Mima’s first line as an actress is “Excuse me… who are you?” It is a question she ends up asking herself many times over the course of the film. In that way it reminds me of a similar film made the same year, Cure by Kiyoshi Kurosawa. In that film the prime suspect of a series of murders only answers in questions. And his primary question is, “Who are you?” That question seems to get various disturbing reactions from different characters throughout the film. It is a question at the heart of many of the relationships in Cure. It is a question that protagonist detective Takabe answers in the climax of the film and one that seems to settle his mind… until the final scene shows him acting as the catalyst for a whole new set of murders (at least it appears that way… we can never quite be sure).
At some point both of them ask "Who are you?"
We define ourselves in so many ways including: actions, feelings, our past, our goals, our physical presence. A good horror film has the protagonists question these, and lose control of these. David Cronenberg does this masterfully in many of his films. The Fly is the manifestation of loss of control over an experiment as well as the physical being. Videodrome does something similar with a protagonist losing control of his reality, his mind and possibly his flesh. Might be why I enjoy Cronenberg so much.

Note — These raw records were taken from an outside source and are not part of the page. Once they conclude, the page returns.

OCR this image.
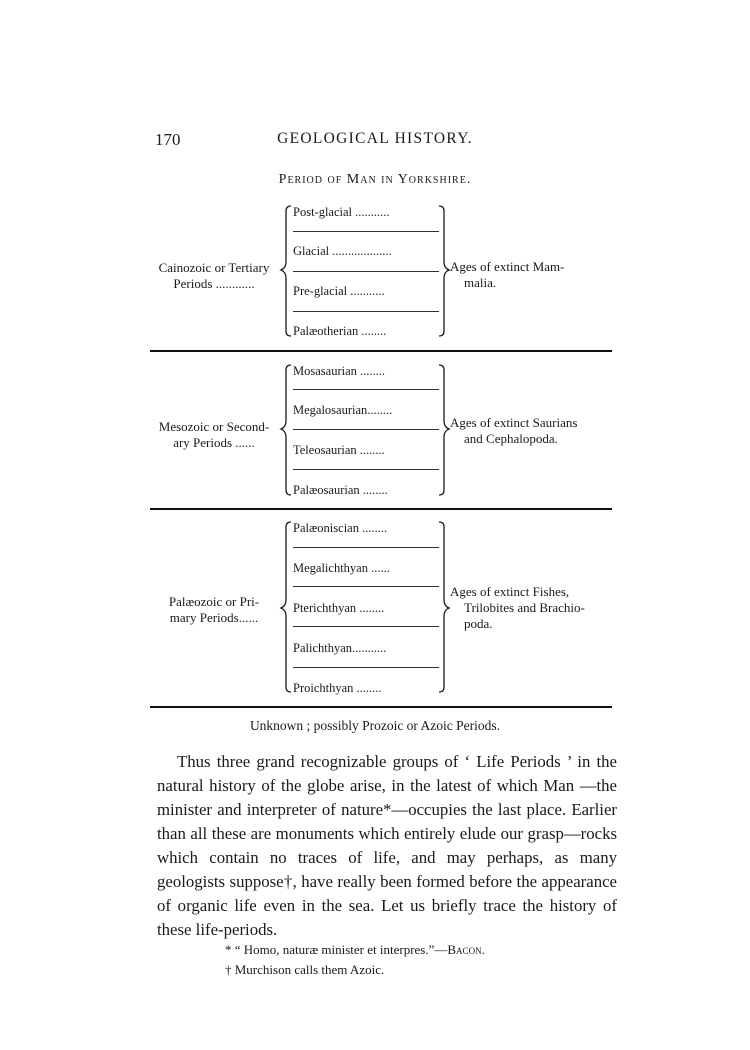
170	GEOLOGICAL HISTORY.
Period of Man in Yorkshire.
Cainozoic or Tertiary
Periods ............
Post-glacial ...........
Glacial ...................
Pre-glacial ...........
Palæotherian ........
Ages of extinct Mam-
malia.
Mesozoic or Second-
ary Periods ......
Mosasaurian ........
Megalosaurian........
Teleosaurian ........
Palæosaurian ........
Ages of extinct Saurians
and Cephalopoda.
Palæozoic or Pri-
mary Periods......
Palæoniscian ........
Megalichthyan ......
Pterichthyan ........
Palichthyan...........
Proichthyan ........
Ages of extinct Fishes,
Trilobites and Brachio-
poda.
Unknown ; possibly Prozoic or Azoic Periods.

Thus three grand recognizable groups of ‘ Life Periods ’ in the natural history of the globe arise, in the latest of which Man —the minister and interpreter of nature*—occupies the last place. Earlier than all these are monuments which entirely elude our grasp—rocks which contain no traces of life, and may perhaps, as many geologists suppose†, have really been formed before the appearance of organic life even in the sea. Let us briefly trace the history of these life-periods.

* “ Homo, naturæ minister et interpres.”—Bacon.
† Murchison calls them Azoic.
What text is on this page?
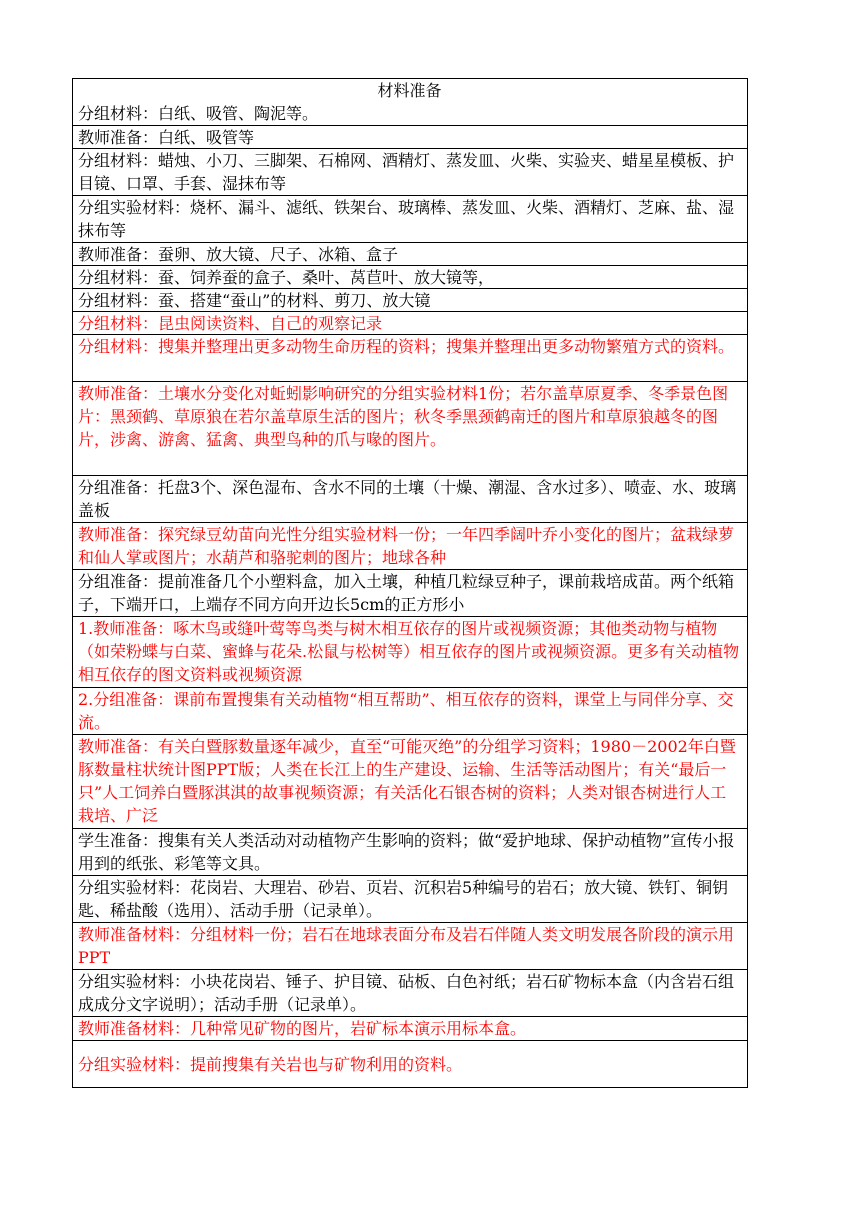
材料准备
分组材料：白纸、吸管、陶泥等。
教师准备：白纸、吸管等
分组材料：蜡烛、小刀、三脚架、石棉网、酒精灯、蒸发皿、火柴、实验夹、蜡星星模板、护目镜、口罩、手套、湿抹布等
分组实验材料：烧杯、漏斗、滤纸、铁架台、玻璃棒、蒸发皿、火柴、酒精灯、芝麻、盐、湿抹布等
教师准备：蚕卵、放大镜、尺子、冰箱、盒子
分组材料：蚕、饲养蚕的盒子、桑叶、莴苣叶、放大镜等，
分组材料：蚕、搭建“蚕山”的材料、剪刀、放大镜
分组材料：昆虫阅读资料、自己的观察记录
分组材料：搜集并整理出更多动物生命历程的资料；搜集并整理出更多动物繁殖方式的资料。
教师准备：土壤水分变化对蚯蚓影响研究的分组实验材料1份；若尔盖草原夏季、冬季景色图片：黑颈鹤、草原狼在若尔盖草原生活的图片；秋冬季黑颈鹤南迁的图片和草原狼越冬的图片，涉禽、游禽、猛禽、典型鸟种的爪与喙的图片。
分组准备：托盘3个、深色湿布、含水不同的土壤（十燥、潮湿、含水过多）、喷壶、水、玻璃盖板
教师准备：探究绿豆幼苗向光性分组实验材料一份；一年四季阔叶乔小变化的图片；盆栽绿萝和仙人掌或图片；水葫芦和骆驼刺的图片；地球各种
分组准备：提前准备几个小塑料盒，加入土壤，种植几粒绿豆种子，课前栽培成苗。两个纸箱子，下端开口，上端存不同方向开边长5cm的正方形小
1.教师准备：啄木鸟或缝叶莺等鸟类与树木相互依存的图片或视频资源；其他类动物与植物（如荣粉蝶与白菜、蜜蜂与花朵.松鼠与松树等）相互依存的图片或视频资源。更多有关动植物相互依存的图文资料或视频资源
2.分组准备：课前布置搜集有关动植物“相互帮助”、相互依存的资料，课堂上与同伴分享、交流。
教师准备：有关白暨豚数量逐年减少，直至“可能灭绝”的分组学习资料；1980－2002年白暨豚数量柱状统计图PPT版；人类在长江上的生产建设、运输、生活等活动图片；有关“最后一只”人工饲养白暨豚淇淇的故事视频资源；有关活化石银杏树的资料；人类对银杏树进行人工栽培、广泛
学生准备：搜集有关人类活动对动植物产生影响的资料；做“爱护地球、保护动植物”宣传小报用到的纸张、彩笔等文具。
分组实验材料：花岗岩、大理岩、砂岩、页岩、沉积岩5种编号的岩石；放大镜、铁钉、铜钥匙、稀盐酸（选用）、活动手册（记录单）。
教师准备材料：分组材料一份；岩石在地球表面分布及岩石伴随人类文明发展各阶段的演示用PPT
分组实验材料：小块花岗岩、锤子、护目镜、砧板、白色衬纸；岩石矿物标本盒（内含岩石组成成分文字说明）；活动手册（记录单）。
教师准备材料：几种常见矿物的图片，岩矿标本演示用标本盒。
分组实验材料：提前搜集有关岩也与矿物利用的资料。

Didn't your mother ever tell you not to sit that close to the TV...
especially if David Cronenberg if filming you!
One of my favorite David Lynch films basks in this concept too: Lost Highway. Fred loses control of his anger, convinced his wife is cheating on him. This causes him to snap and kill her. His mind shatters at the same time. He becomes someone else completely. He physically changes into Pete, a different man with a different life. But is Fred insane? Is the whole episode with Pete a delusion, or is this another manifestation of the uncontrollable rage within? The movie is a dark twisted puzzle that is filled with horror and fear. Lynch’s surreal imagery makes it more impactful, you feel like you’ve lost control as well, hurtling into the darkness along the Lost Highway.

Insanity noire.
Interesting that Lost Highway also came out in 1997. Something must have been going around that year, fear of losing our identity maybe? Fear of the world spinning out of control? Y2K looming in the horizon. Who knows, but having Lost Highway, Cure and Perfect Blue all come out the same year seems like more and a simple coincidence... or is it just my mind playing tricks on me.

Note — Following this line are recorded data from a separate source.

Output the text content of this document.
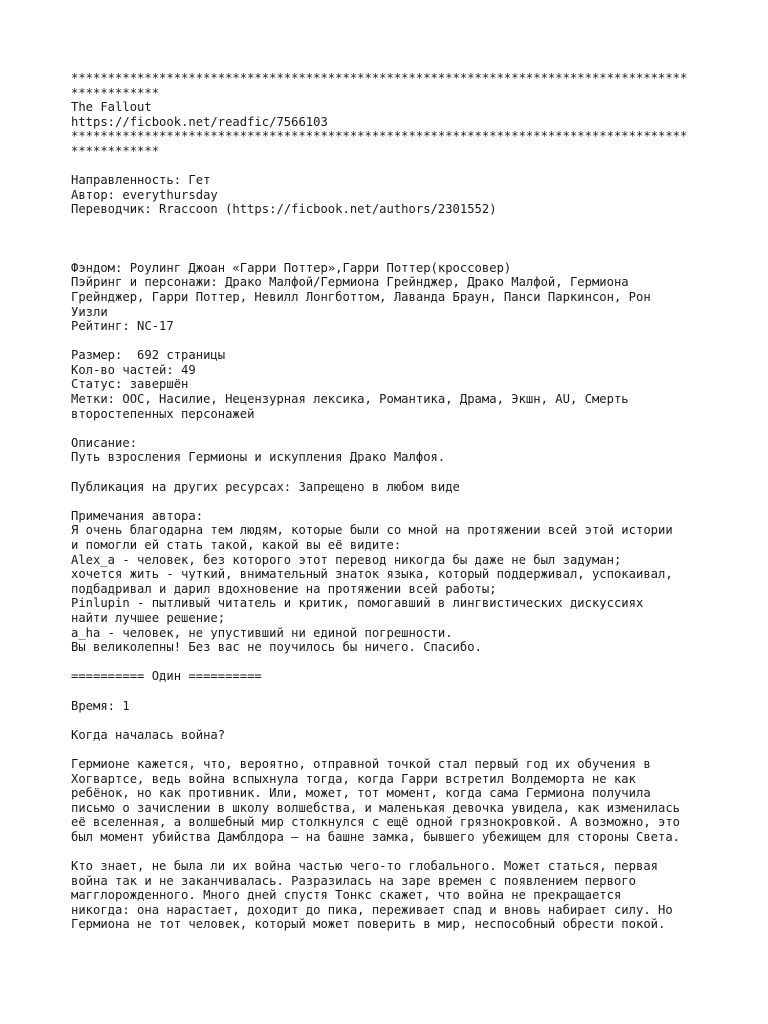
************************************************************************************
************
The Fallout
https://ficbook.net/readfic/7566103
************************************************************************************
************
Направленность: Гет
Автор: everythursday
Переводчик: Rraccoon (https://ficbook.net/authors/2301552)
Фэндом: Роулинг Джоан «Гарри Поттер»,Гарри Поттер(кроссовер)
Пэйринг и персонажи: Драко Малфой/Гермиона Грейнджер, Драко Малфой, Гермиона
Грейнджер, Гарри Поттер, Невилл Лонгботтом, Лаванда Браун, Панси Паркинсон, Рон
Уизли
Рейтинг: NC-17
Размер:  692 страницы
Кол-во частей: 49
Статус: завершён
Метки: ООС, Насилие, Нецензурная лексика, Романтика, Драма, Экшн, AU, Смерть
второстепенных персонажей
Описание:
Путь взросления Гермионы и искупления Драко Малфоя.
Публикация на других ресурсах: Запрещено в любом виде
Примечания автора:
Я очень благодарна тем людям, которые были со мной на протяжении всей этой истории
и помогли ей стать такой, какой вы её видите:
Alex_a - человек, без которого этот перевод никогда бы даже не был задуман;
хочется жить - чуткий, внимательный знаток языка, который поддерживал, успокаивал,
подбадривал и дарил вдохновение на протяжении всей работы;
Pinlupin - пытливый читатель и критик, помогавший в лингвистических дискуссиях
найти лучшее решение;
a_ha - человек, не упустивший ни единой погрешности.
Вы великолепны! Без вас не поучилось бы ничего. Спасибо.
========== Один ==========
Время: 1
Когда началась война?
Гермионе кажется, что, вероятно, отправной точкой стал первый год их обучения в
Хогвартсе, ведь война вспыхнула тогда, когда Гарри встретил Волдеморта не как
ребёнок, но как противник. Или, может, тот момент, когда сама Гермиона получила
письмо о зачислении в школу волшебства, и маленькая девочка увидела, как изменилась
её вселенная, а волшебный мир столкнулся с ещё одной грязнокровкой. А возможно, это
был момент убийства Дамблдора — на башне замка, бывшего убежищем для стороны Света.
Кто знает, не была ли их война частью чего-то глобального. Может статься, первая
война так и не заканчивалась. Разразилась на заре времен с появлением первого
магглорожденного. Много дней спустя Тонкс скажет, что война не прекращается
никогда: она нарастает, доходит до пика, переживает спад и вновь набирает силу. Но
Гермиона не тот человек, который может поверить в мир, неспособный обрести покой.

Two women... one woman... don't think about it too long, or you won't
stay sane.
I could go on and on, but this type of horror film will probably always be my favorite. Because, yeah I’m a bit of a control freak, and losing control can be terrifying. In many of these films the characters find a way to get back in control, or accept that some things are out of their control. It ends with someone looking into the mirror and knowing exactly who they are… even if that is a deranged killer.

"Excuse me, who are you?"
Just had to add this. Seems like quite a few
of us want Criterion to release the Perfect Blu-ray.

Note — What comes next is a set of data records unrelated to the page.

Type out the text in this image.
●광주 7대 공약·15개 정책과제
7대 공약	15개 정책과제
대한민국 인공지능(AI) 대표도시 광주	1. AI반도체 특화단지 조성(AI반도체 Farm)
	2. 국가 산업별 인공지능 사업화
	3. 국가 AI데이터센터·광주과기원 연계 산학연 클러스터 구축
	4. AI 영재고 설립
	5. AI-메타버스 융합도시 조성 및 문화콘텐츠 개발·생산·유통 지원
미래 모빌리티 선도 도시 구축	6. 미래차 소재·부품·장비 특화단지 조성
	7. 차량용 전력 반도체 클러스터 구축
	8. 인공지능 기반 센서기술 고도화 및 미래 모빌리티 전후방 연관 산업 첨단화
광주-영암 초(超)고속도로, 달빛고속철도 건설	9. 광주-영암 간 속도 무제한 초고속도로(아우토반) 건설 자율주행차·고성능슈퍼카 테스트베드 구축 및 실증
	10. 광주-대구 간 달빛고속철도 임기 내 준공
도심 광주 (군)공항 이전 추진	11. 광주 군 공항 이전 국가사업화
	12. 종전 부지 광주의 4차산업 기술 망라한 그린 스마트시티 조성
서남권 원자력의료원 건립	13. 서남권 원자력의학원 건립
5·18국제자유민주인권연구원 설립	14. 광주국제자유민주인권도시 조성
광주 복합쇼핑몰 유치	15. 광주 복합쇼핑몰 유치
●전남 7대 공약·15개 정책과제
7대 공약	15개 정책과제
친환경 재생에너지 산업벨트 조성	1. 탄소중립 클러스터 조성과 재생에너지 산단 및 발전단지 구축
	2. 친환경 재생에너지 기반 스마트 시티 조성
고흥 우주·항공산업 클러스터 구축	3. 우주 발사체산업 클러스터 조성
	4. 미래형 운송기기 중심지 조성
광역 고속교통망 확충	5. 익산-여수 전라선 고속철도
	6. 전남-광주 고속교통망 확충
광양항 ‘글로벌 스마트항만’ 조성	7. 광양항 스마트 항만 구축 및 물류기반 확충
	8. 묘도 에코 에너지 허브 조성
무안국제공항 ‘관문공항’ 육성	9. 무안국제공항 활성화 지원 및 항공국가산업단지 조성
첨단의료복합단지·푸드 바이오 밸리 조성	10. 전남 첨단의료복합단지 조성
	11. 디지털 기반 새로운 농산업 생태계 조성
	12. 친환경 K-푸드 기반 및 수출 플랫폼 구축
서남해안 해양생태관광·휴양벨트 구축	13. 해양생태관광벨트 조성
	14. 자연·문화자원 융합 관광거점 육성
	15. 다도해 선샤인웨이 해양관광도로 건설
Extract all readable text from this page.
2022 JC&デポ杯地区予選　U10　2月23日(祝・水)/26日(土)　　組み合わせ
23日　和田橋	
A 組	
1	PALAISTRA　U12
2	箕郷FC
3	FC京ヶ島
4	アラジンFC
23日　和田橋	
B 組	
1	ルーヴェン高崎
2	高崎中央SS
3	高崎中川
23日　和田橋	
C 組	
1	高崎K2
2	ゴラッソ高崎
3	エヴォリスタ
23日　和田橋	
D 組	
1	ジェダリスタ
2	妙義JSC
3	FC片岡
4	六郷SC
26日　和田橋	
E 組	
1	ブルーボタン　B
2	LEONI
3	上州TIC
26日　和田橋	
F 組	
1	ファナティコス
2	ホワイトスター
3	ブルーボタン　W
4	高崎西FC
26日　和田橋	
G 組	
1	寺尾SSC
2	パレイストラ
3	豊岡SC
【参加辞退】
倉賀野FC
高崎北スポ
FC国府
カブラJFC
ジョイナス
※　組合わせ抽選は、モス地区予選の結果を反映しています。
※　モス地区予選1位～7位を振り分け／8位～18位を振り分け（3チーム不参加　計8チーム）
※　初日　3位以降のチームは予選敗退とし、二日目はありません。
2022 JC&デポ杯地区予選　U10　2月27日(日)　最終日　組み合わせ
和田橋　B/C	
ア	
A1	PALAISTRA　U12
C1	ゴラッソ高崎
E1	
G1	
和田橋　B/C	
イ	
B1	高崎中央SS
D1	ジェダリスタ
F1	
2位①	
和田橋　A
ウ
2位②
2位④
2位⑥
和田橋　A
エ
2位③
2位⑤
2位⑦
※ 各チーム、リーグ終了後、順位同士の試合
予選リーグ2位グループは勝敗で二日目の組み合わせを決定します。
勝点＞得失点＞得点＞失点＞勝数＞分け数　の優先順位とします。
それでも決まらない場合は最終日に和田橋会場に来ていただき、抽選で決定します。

  1. Carl Jung considered facing one's dark side (the "shadow," which perhaps can look back from the mirror), accepting it, and integrating it into one's personality to be essential for health. All the same, I'd rather my mirror didn't actually talk.

    That's an interesting take on horror, and a better explanation of "Lost Highway" than most critics had, e.g. Roger Ebert: "I've seen it twice, hoping to make sense of it. There is no sense to be made of it."

    1. Yeah talking mirrors are a staple of horror films, and when they are used well, they are really darn creepy.

      Heh heh, yeah Ebert wasn't a fan. I think they even put "Two Thumbs Down" on the poster for "Lost Highway" reveling in it. I plan on doing an in depth review of the film at some point. Lots of material to dig into there. The film comes together a bit better if you come at it from an intuitive fashion rather than logical. True for a lot of Lynch's "Twin Peaks" work actually.